Zum Jahresende 2021 gab es bei den Ausfuhren ein Plus von 0,9 Prozent gegenüber dem Vormonat November. Im Vergleich zu Dezember 2020 legten die Exporte um 15,6 Prozent zu. Die Einfuhren stiegen um 4,7 Prozent zum Vormonat sowie um 27,8 Prozent zum Vorjahresmonat.

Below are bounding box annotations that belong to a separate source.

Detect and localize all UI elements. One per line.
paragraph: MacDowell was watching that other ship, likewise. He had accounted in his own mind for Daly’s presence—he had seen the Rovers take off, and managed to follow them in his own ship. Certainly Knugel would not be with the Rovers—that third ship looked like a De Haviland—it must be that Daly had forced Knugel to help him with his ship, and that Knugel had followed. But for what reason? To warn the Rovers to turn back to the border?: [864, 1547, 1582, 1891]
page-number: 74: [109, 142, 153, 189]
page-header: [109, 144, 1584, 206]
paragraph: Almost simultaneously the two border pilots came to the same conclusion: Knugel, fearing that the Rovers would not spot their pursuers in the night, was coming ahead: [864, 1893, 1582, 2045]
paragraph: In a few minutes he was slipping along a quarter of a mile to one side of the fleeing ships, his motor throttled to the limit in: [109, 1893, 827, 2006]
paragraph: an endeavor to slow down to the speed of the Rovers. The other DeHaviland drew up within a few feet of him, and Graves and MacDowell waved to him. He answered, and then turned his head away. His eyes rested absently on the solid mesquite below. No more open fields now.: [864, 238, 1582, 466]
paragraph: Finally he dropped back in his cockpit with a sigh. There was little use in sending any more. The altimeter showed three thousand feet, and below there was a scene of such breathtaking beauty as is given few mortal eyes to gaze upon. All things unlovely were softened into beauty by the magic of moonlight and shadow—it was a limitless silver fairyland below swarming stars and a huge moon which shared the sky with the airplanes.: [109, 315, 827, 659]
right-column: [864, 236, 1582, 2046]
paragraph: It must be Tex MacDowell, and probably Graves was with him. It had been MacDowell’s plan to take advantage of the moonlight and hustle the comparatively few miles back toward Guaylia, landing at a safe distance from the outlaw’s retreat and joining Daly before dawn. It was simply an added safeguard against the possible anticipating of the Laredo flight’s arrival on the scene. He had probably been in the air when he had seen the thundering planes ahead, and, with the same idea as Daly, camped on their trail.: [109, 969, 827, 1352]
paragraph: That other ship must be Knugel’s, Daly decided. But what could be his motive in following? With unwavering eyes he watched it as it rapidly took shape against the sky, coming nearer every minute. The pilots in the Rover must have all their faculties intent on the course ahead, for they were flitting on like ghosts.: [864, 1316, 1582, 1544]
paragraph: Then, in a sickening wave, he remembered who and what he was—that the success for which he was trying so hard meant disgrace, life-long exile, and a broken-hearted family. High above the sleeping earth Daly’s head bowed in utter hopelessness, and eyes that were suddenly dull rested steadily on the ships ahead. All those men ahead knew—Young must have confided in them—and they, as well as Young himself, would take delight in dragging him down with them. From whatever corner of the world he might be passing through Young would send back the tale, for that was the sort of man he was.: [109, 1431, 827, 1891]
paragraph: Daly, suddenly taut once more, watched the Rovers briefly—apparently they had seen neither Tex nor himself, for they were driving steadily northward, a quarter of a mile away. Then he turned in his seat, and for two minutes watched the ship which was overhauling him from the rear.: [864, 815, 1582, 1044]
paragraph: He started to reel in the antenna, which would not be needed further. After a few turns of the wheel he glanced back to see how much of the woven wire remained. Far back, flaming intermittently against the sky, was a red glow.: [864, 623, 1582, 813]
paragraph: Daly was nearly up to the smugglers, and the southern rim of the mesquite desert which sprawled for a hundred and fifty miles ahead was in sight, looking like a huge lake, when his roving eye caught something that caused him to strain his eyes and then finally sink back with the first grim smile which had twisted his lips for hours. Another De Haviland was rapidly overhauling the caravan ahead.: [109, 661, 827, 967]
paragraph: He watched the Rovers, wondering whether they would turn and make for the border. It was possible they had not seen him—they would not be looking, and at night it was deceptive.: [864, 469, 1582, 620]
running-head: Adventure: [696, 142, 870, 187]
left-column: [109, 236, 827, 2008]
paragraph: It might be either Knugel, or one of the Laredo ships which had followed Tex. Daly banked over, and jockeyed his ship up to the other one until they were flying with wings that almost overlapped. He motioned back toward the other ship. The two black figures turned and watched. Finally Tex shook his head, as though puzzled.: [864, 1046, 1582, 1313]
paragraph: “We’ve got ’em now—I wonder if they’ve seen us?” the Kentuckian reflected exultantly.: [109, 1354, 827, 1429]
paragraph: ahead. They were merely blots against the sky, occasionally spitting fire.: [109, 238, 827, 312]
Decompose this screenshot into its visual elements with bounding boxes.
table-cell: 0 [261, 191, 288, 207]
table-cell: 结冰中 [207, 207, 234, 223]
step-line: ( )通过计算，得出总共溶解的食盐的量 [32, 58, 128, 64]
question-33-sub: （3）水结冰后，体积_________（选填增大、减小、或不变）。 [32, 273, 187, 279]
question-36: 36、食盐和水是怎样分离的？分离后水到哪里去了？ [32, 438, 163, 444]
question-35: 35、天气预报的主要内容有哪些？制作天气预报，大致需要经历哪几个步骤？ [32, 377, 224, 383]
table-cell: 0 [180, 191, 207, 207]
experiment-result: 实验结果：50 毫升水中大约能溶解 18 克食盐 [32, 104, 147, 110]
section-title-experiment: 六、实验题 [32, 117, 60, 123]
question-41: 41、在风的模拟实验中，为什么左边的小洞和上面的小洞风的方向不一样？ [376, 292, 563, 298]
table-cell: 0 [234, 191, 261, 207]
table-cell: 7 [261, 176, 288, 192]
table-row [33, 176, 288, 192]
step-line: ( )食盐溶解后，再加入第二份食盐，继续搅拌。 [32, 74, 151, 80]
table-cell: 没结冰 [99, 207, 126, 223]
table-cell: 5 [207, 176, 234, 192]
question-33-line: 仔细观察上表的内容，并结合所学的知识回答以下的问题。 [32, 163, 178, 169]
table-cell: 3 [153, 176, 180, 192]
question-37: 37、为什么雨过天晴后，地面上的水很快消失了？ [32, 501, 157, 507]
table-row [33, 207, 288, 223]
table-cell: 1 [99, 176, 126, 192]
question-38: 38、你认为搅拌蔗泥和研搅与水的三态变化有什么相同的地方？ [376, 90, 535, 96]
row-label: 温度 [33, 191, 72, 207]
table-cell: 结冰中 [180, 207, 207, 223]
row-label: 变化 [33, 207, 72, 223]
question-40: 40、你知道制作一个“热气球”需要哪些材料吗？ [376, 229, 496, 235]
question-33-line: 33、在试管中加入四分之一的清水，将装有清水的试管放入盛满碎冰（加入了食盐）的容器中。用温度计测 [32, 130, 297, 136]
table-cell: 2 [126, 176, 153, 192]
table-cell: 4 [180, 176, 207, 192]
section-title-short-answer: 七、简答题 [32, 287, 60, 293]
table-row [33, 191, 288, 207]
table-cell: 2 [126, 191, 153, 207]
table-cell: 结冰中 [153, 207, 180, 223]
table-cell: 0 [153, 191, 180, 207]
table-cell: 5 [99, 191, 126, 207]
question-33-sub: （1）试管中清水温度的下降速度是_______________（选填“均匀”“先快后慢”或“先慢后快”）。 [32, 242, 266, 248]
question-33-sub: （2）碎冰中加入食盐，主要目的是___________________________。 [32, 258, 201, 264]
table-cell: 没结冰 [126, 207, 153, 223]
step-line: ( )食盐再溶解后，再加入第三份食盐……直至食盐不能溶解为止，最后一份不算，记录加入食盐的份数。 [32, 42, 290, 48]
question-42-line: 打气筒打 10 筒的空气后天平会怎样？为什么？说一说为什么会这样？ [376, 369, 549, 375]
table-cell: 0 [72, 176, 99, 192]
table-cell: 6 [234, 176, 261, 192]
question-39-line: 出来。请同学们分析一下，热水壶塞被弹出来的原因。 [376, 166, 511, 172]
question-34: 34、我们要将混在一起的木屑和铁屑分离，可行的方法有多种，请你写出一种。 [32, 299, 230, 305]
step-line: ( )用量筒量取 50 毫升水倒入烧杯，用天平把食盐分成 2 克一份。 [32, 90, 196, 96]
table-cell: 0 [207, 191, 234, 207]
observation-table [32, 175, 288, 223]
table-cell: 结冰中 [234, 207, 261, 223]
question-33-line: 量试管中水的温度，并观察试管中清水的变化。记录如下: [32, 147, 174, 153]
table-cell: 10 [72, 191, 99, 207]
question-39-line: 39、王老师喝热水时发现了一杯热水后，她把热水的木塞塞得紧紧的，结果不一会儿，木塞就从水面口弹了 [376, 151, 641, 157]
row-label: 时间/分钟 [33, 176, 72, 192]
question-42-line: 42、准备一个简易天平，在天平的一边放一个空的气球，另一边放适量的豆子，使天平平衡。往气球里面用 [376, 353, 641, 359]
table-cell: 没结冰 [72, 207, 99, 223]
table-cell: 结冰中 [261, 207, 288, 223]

Welche Auswirkungen der Ukraine-Konflikt haben könnte

Größter Einzelmarkt für Waren "Made in Germany" waren den Angaben zufolge im vergangen Jahr erneut die USA mit insgesamt 122,1 Milliarden Euro (plus 18 Prozent), gefolgt von China mit 103,6 Milliarden Euro (plus 8,1 Prozent) und Frankreich mit 102,3 Milliarden Euro (plus 12,6 Prozent). Die meisten Importe kamen aus China. Spuren hinterließ der endgültige Abschied Großbritanniens von der Europäischen Union (EU). Gegen den Trend sanken die Ausfuhren in das Vereinigte Königreich gegenüber dem Vorjahr um 2,6 Prozent auf 65,4 Milliarden Euro.

Russland zählt zwar nicht zu den Top-Handelspartnern Deutschlands. Allerdings kommen aus dem Land wichtige Rohstoff wie Gas, Öl und Metalle. "Ohne sie funktioniert die deutsche Exportmaschinerie nur eingeschränkt. Ob es für Deutschland ein gutes Exportjahr 2022 wird, hängt also auch davon ab, wie es im Osten der Ukraine weiter geht", sagte Volkswirt Gitzel.